Dance

Retracing the Steps of an Artistic Affair

Natalia Magnicaballi (leaping) in rehearsal for the Suzanne Farrelll Ballet program here. Magnicaballi shone in
Natalia Magnicaballi (leaping) in rehearsal for the Suzanne Farrelll Ballet program here. Magnicaballi shone in "Meditation." (By Bill O'leary -- The Washington Post)
By Sarah Kaufman
Washington Post Staff Writer
Monday, November 26, 2007

A day after the choreographer Maurice Béjart died on Thanksgiving, the Suzanne Farrell Ballet aptly dedicated its Kennedy Center performance to the famed Frenchman who, as an announcer told the Opera House audience, was "a master of 20th-century dance and mentor and friend to Suzanne Farrell." It was the Brussels-based Béjart, after all, who in 1970 hired the ballerina when no one else dared to -- after her rupture with the powerful and possessive George Balanchine, he not having taken kindly to his star's marrying another dancer.

Of such drama was Farrell's performing life shaped. The company she now heads echoes her story, performing the Balanchine works she knows best and, on occasion, one or two by Béjart. And it's not just the repertory but also Farrell's emotional connections to it that make it all the more interesting for us to watch.

Friday's program included three of the earliest works that Balanchine made for Farrell, when his fascination with her was building into the obsession that would take such a painful turn. Two of them, "Meditation" (1963) and "Pithoprakta" (1968), were the standouts of the evening.

The two pieces could not have been more different. Balanchine built the "Meditation" pas de deux on familiar ground for ballet, using music by Tchaikovsky (excerpts for piano and violin from "Souvenir d'un Lieu Cher") and the sweet ache of love found and lost. You know where you are from its first moments, but there is not one hackneyed thing about it. It unspools as if in one unending stream of thought, with a soft naturalness in the dancing between a man who's lost in contemplation and the woman who briefly pulls him out of it.

Natalia Magnicaballi and Runqiao Du were a handsomely contrasted pair. She is an unfailingly interesting dancer, full of secrets and heat, who makes a strong connection to the audience. Du is not as demonstrative, but his natural tendency to underplay served him well here as a man who doesn't quite know what to make of this vision that suddenly fills his arms.

If "Meditation" was the ballet version of comfort food, "Pithoprakta" was a squirt of lemon in the eye. Those who thought William Forsythe, in the '80s, was the first one to yank ballet to pieces and dip them in an acid bath should see this work, accompanied by Greek composer Iannis Xenakis's score of the same name. Its title means "action by probabilities," and it was originally coupled with Balanchine's "Metastaseis," also with music by Xenakis; neither has been performed much.

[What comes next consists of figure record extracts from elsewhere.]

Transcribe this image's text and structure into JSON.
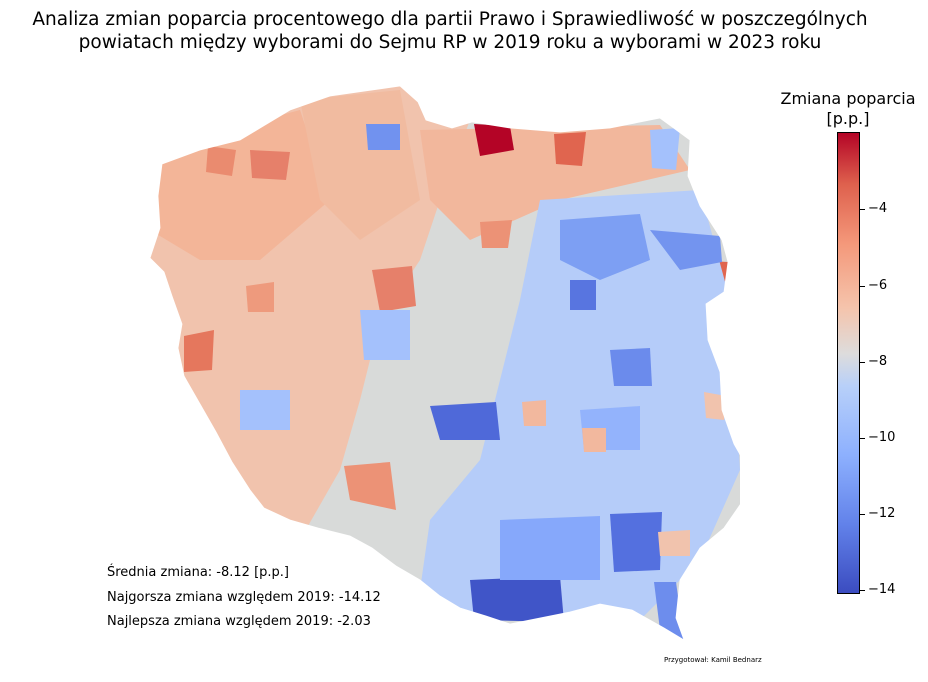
{
  "title_line1": "Analiza zmian poparcia procentowego dla partii Prawo i Sprawiedliwość w poszczególnych",
  "title_line2": "powiatach między wyborami do Sejmu RP w 2019 roku a wyborami w 2023 roku",
  "colorbar": {
    "title_line1": "Zmiana poparcia",
    "title_line2": "[p.p.]",
    "ticks": [
      "−4",
      "−6",
      "−8",
      "−10",
      "−12",
      "−14"
    ],
    "range": [
      -14.12,
      -2.03
    ],
    "colormap": [
      "#3b4cc0",
      "#6282ea",
      "#8db0fe",
      "#b8d0f9",
      "#dddcdc",
      "#f5c4ac",
      "#f4987a",
      "#de604d",
      "#b40426"
    ]
  },
  "stats": {
    "mean": "Średnia zmiana: -8.12 [p.p.]",
    "worst": "Najgorsza zmiana względem 2019: -14.12",
    "best": "Najlepsza zmiana względem 2019: -2.03"
  },
  "credit": "Przygotował: Kamil Bednarz"
}
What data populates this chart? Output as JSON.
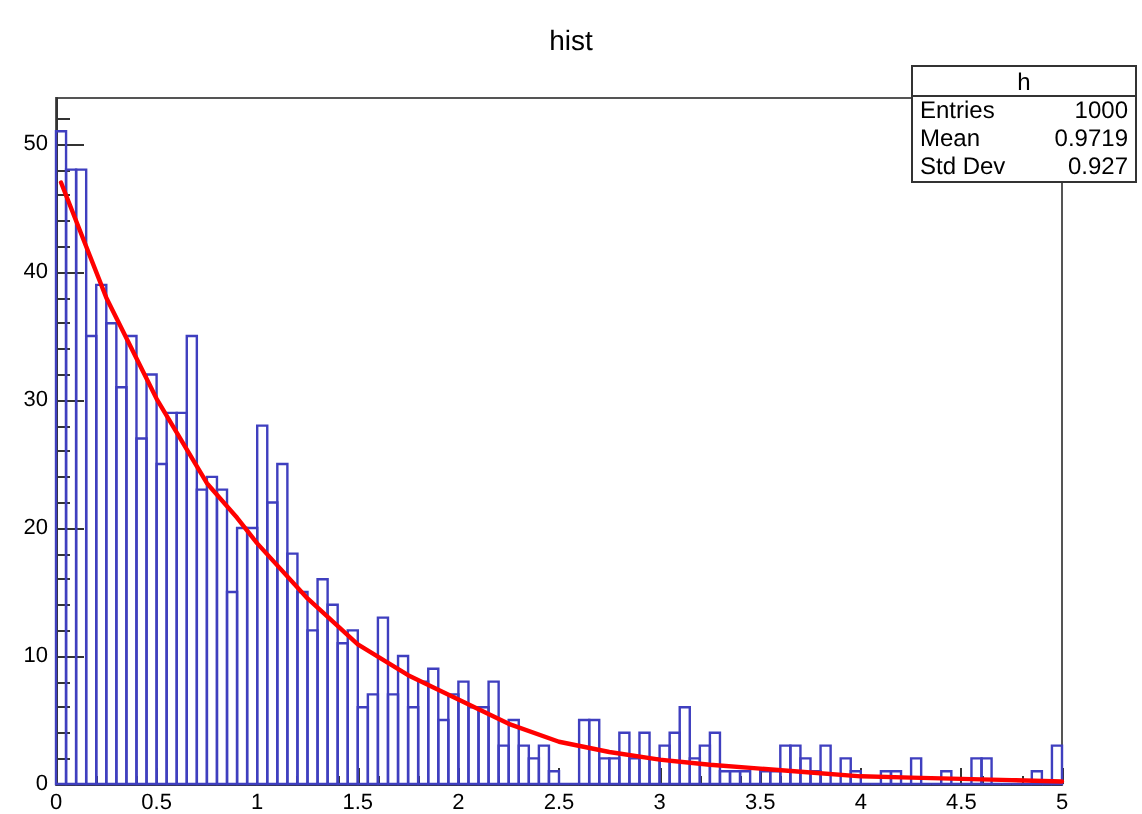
{
  "chart_data": {
    "type": "histogram",
    "title": "hist",
    "bins": [
      0,
      0.05,
      0.1,
      0.15,
      0.2,
      0.25,
      0.3,
      0.35,
      0.4,
      0.45,
      0.5,
      0.55,
      0.6,
      0.65,
      0.7,
      0.75,
      0.8,
      0.85,
      0.9,
      0.95,
      1,
      1.05,
      1.1,
      1.15,
      1.2,
      1.25,
      1.3,
      1.35,
      1.4,
      1.45,
      1.5,
      1.55,
      1.6,
      1.65,
      1.7,
      1.75,
      1.8,
      1.85,
      1.9,
      1.95,
      2,
      2.05,
      2.1,
      2.15,
      2.2,
      2.25,
      2.3,
      2.35,
      2.4,
      2.45,
      2.5,
      2.55,
      2.6,
      2.65,
      2.7,
      2.75,
      2.8,
      2.85,
      2.9,
      2.95,
      3,
      3.05,
      3.1,
      3.15,
      3.2,
      3.25,
      3.3,
      3.35,
      3.4,
      3.45,
      3.5,
      3.55,
      3.6,
      3.65,
      3.7,
      3.75,
      3.8,
      3.85,
      3.9,
      3.95,
      4,
      4.05,
      4.1,
      4.15,
      4.2,
      4.25,
      4.3,
      4.35,
      4.4,
      4.45,
      4.5,
      4.55,
      4.6,
      4.65,
      4.7,
      4.75,
      4.8,
      4.85,
      4.9,
      4.95,
      5
    ],
    "series": [
      {
        "color": "#3f3fbf",
        "values": [
          51,
          48,
          48,
          35,
          39,
          36,
          31,
          35,
          27,
          32,
          25,
          29,
          29,
          35,
          23,
          24,
          23,
          15,
          20,
          20,
          28,
          22,
          25,
          18,
          15,
          12,
          16,
          14,
          11,
          12,
          6,
          7,
          13,
          7,
          10,
          6,
          8,
          9,
          5,
          7,
          8,
          6,
          6,
          8,
          3,
          5,
          3,
          2,
          3,
          1,
          0,
          0,
          5,
          5,
          2,
          2,
          4,
          2,
          4,
          2,
          3,
          4,
          6,
          2,
          3,
          4,
          1,
          1,
          1,
          0,
          1,
          1,
          3,
          3,
          2,
          1,
          3,
          0,
          2,
          1,
          0,
          0,
          1,
          1,
          0,
          2,
          0,
          0,
          1,
          0,
          0,
          2,
          2,
          0,
          0,
          0,
          0,
          1,
          0,
          3
        ]
      },
      {
        "type": "line",
        "color": "#ff0000",
        "x": [
          0.025,
          0.25,
          0.5,
          0.75,
          0.9,
          1,
          1.25,
          1.5,
          1.75,
          2,
          2.25,
          2.5,
          2.75,
          3,
          3.25,
          3.5,
          3.75,
          4,
          4.25,
          4.5,
          4.75,
          5
        ],
        "values": [
          47,
          38,
          30.1,
          23.5,
          20.8,
          18.8,
          14.5,
          10.9,
          8.5,
          6.6,
          4.7,
          3.3,
          2.5,
          1.9,
          1.5,
          1.2,
          0.9,
          0.6,
          0.5,
          0.4,
          0.3,
          0.2
        ]
      }
    ],
    "xlim": [
      0,
      5
    ],
    "xticks": [
      0,
      0.5,
      1,
      1.5,
      2,
      2.5,
      3,
      3.5,
      4,
      4.5,
      5
    ],
    "ylim": [
      0,
      53.6
    ],
    "yticks": [
      0,
      10,
      20,
      30,
      40,
      50
    ],
    "grid": false,
    "marker": "none",
    "line_style": "solid",
    "annotations": [
      "h",
      "Entries 1000",
      "Mean 0.9719",
      "Std Dev 0.927"
    ]
  }
}
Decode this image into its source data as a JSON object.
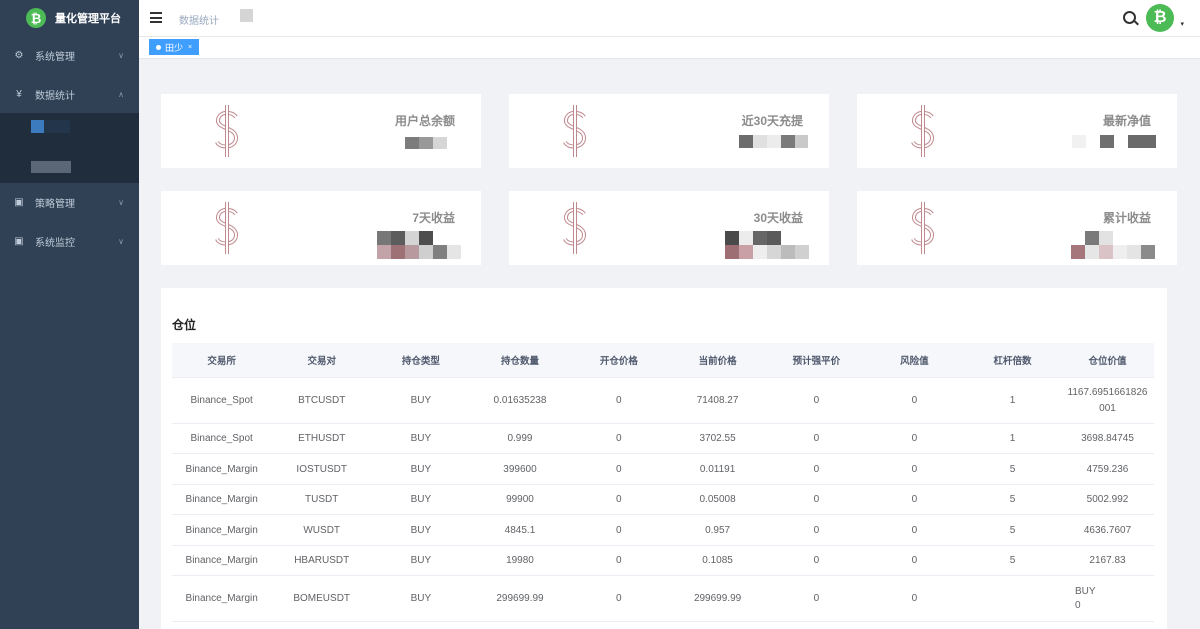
{
  "app": {
    "logo_glyph": "₿",
    "title": "量化管理平台"
  },
  "sidebar": {
    "items": [
      {
        "label": "系统管理",
        "icon": "gear-icon",
        "glyph": "⚙",
        "arrow": "∨"
      },
      {
        "label": "数据统计",
        "icon": "yen-icon",
        "glyph": "¥",
        "arrow": "∧"
      },
      {
        "label": "策略管理",
        "icon": "monitor-icon",
        "glyph": "▣",
        "arrow": "∨"
      },
      {
        "label": "系统监控",
        "icon": "monitor-icon",
        "glyph": "▣",
        "arrow": "∨"
      }
    ]
  },
  "header": {
    "breadcrumb": "数据统计",
    "avatar_glyph": "₿",
    "caret": "▾"
  },
  "tags": {
    "active": "田少",
    "close": "×"
  },
  "cards": [
    {
      "label": "用户总余额"
    },
    {
      "label": "近30天充提"
    },
    {
      "label": "最新净值"
    },
    {
      "label": "7天收益"
    },
    {
      "label": "30天收益"
    },
    {
      "label": "累计收益"
    }
  ],
  "positions": {
    "title": "仓位",
    "columns": [
      "交易所",
      "交易对",
      "持仓类型",
      "持仓数量",
      "开仓价格",
      "当前价格",
      "预计强平价",
      "风险值",
      "杠杆倍数",
      "仓位价值"
    ],
    "rows": [
      [
        "Binance_Spot",
        "BTCUSDT",
        "BUY",
        "0.01635238",
        "0",
        "71408.27",
        "0",
        "0",
        "1",
        "1167.6951661826001"
      ],
      [
        "Binance_Spot",
        "ETHUSDT",
        "BUY",
        "0.999",
        "0",
        "3702.55",
        "0",
        "0",
        "1",
        "3698.84745"
      ],
      [
        "Binance_Margin",
        "IOSTUSDT",
        "BUY",
        "399600",
        "0",
        "0.01191",
        "0",
        "0",
        "5",
        "4759.236"
      ],
      [
        "Binance_Margin",
        "TUSDT",
        "BUY",
        "99900",
        "0",
        "0.05008",
        "0",
        "0",
        "5",
        "5002.992"
      ],
      [
        "Binance_Margin",
        "WUSDT",
        "BUY",
        "4845.1",
        "0",
        "0.957",
        "0",
        "0",
        "5",
        "4636.7607"
      ],
      [
        "Binance_Margin",
        "HBARUSDT",
        "BUY",
        "19980",
        "0",
        "0.1085",
        "0",
        "0",
        "5",
        "2167.83"
      ],
      [
        "Binance_Margin",
        "BOMEUSDT",
        "BUY",
        "299699.99",
        "0",
        "299699.99",
        "0",
        "0",
        "",
        "BUY\n0"
      ]
    ]
  },
  "colors": {
    "sidebar": "#304156",
    "submenu": "#1f2d3d",
    "accent": "#409eff",
    "brand_green": "#4dbb55",
    "dollar": "#c0898e"
  }
}
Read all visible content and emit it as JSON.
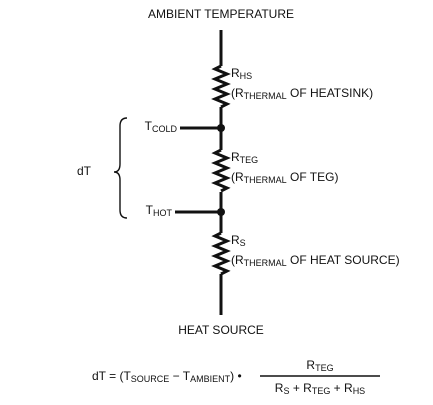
{
  "top_label": "AMBIENT TEMPERATURE",
  "bottom_label": "HEAT SOURCE",
  "span_label": "dT",
  "resistors": [
    {
      "symbol": [
        {
          "text": "R",
          "sub": "HS"
        }
      ],
      "description": [
        {
          "text": "(R",
          "sub": "THERMAL"
        },
        {
          "text": " OF HEATSINK)"
        }
      ]
    },
    {
      "symbol": [
        {
          "text": "R",
          "sub": "TEG"
        }
      ],
      "description": [
        {
          "text": "(R",
          "sub": "THERMAL"
        },
        {
          "text": " OF TEG)"
        }
      ]
    },
    {
      "symbol": [
        {
          "text": "R",
          "sub": "S"
        }
      ],
      "description": [
        {
          "text": "(R",
          "sub": "THERMAL"
        },
        {
          "text": " OF HEAT SOURCE)"
        }
      ]
    }
  ],
  "nodes": [
    [
      {
        "text": "T",
        "sub": "COLD"
      }
    ],
    [
      {
        "text": "T",
        "sub": "HOT"
      }
    ]
  ],
  "equation": {
    "lhs": [
      {
        "text": "dT = (T",
        "sub": "SOURCE"
      },
      {
        "text": " − T",
        "sub": "AMBIENT"
      },
      {
        "text": ") •"
      }
    ],
    "numerator": [
      {
        "text": "R",
        "sub": "TEG"
      }
    ],
    "denominator": [
      {
        "text": "R",
        "sub": "S"
      },
      {
        "text": " + R",
        "sub": "TEG"
      },
      {
        "text": " + R",
        "sub": "HS"
      }
    ]
  }
}
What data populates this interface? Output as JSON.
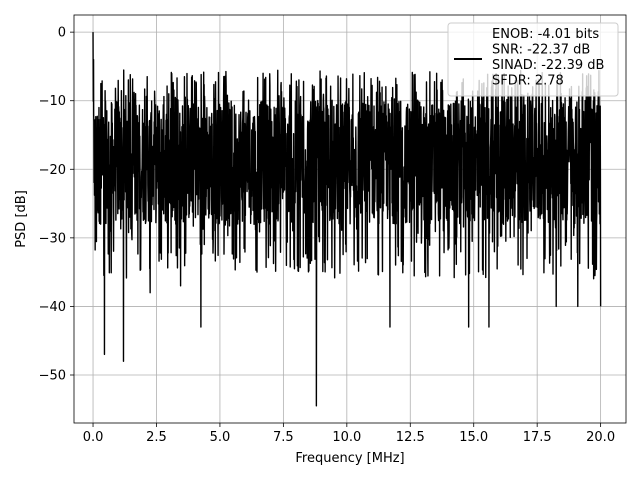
{
  "chart_data": {
    "type": "line",
    "title": "",
    "xlabel": "Frequency [MHz]",
    "ylabel": "PSD [dB]",
    "xlim": [
      -0.75,
      21.0
    ],
    "ylim": [
      -57,
      2.5
    ],
    "xticks": [
      0.0,
      2.5,
      5.0,
      7.5,
      10.0,
      12.5,
      15.0,
      17.5,
      20.0
    ],
    "xtick_labels": [
      "0.0",
      "2.5",
      "5.0",
      "7.5",
      "10.0",
      "12.5",
      "15.0",
      "17.5",
      "20.0"
    ],
    "yticks": [
      0,
      -10,
      -20,
      -30,
      -40,
      -50
    ],
    "ytick_labels": [
      "0",
      "−10",
      "−20",
      "−30",
      "−40",
      "−50"
    ],
    "grid": true,
    "legend_position": "top-right",
    "legend_lines": [
      "ENOB: -4.01 bits",
      "SNR: -22.37 dB",
      "SINAD: -22.39 dB",
      "SFDR: 2.78"
    ],
    "series": [
      {
        "color": "#000000",
        "x_range": [
          0,
          20
        ],
        "typical_range": [
          -28,
          -10
        ],
        "x": [
          0,
          0.02,
          0.05,
          0.1,
          0.3,
          0.45,
          1.2,
          2.25,
          3.45,
          4.25,
          6.7,
          8.6,
          8.8,
          11.7,
          14.8,
          15.6,
          15.7,
          17.1,
          18.25,
          19.1,
          20.0
        ],
        "y": [
          0,
          -4,
          -17,
          -25,
          -28,
          -47,
          -48,
          -38,
          -37,
          -43,
          -6,
          -13,
          -54.5,
          -43,
          -43,
          -43,
          -8,
          -33,
          -40,
          -40,
          -40
        ]
      }
    ]
  }
}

Of course, as "Pithoprakta" is one of the out-of-circulation Balanchine works that Farrell has reconstructed (she acknowledges in notes on the center's Web site that she had to fill in gaps in the lone film record), it's possible that some of the strikingly modern aspect of the choreography is her doing. The black-and-white costumes and the backdrop -- doodlings of lines and numbers -- are her ideas. It's a stunning look.

What makes "Pithoprakta" work is that, spiky and nonchalant as it is, it has a cohesive aesthetic. The dancers aren't just showing off and glaring at us, as in so many lesser ballet vivisections; they're doing what comes naturally on Mars, or wherever this off-kilter world is. Elisabeth Holowchuk, the leading dancer, is immersed in her variation, legs swinging to the sky, when one by one the other dancers start rolling toward her like logs, as if to bowl her over. She ignores them, keeps on writhing and twisting. Then her partner, Matthew Prescott, rolls over. She's interested for a few beats -- then kicks him out of the way and goes on with her solo.

The music (keenly played, as was all the evening's out-of-the-ordinary music, by the Kennedy Center Opera House Orchestra, conducted by Ron J. Matson) featured strings gone wild, some of them thunking, some whining, one occasionally squeaking out a melody, then giving up. It's not an angry dissonance, however, and neither is the atmosphere onstage aggressive or cold. In her restaging, Farrell, with her astute musicality, got the balance right.

The program also included "Bugaku," given a drier performance than at Tuesday's opening; "Ballade," another rarely performed work, for a leading couple and ensemble, with music by Fauré; and the fourth movement of "Brahms-Schoenberg Quartet" -- which Balanchine made in 1966 for a cast including Farrell and Jacques d'Amboise -- accompanied by Schoenberg's orchestration of the Brahms Piano Quartet No. 1 in G Minor.

"Ballade" was a disappointment. There was little rapport between Bonnie Pickard and Du; their dancing had none of the romance or color of the light, fragrant music ("Ballade" for piano and orchestra). Pickard perked up in the hearty, festive "Brahms-Schoenberg," but it was her partner, Momchil Mladenov, who added sparks.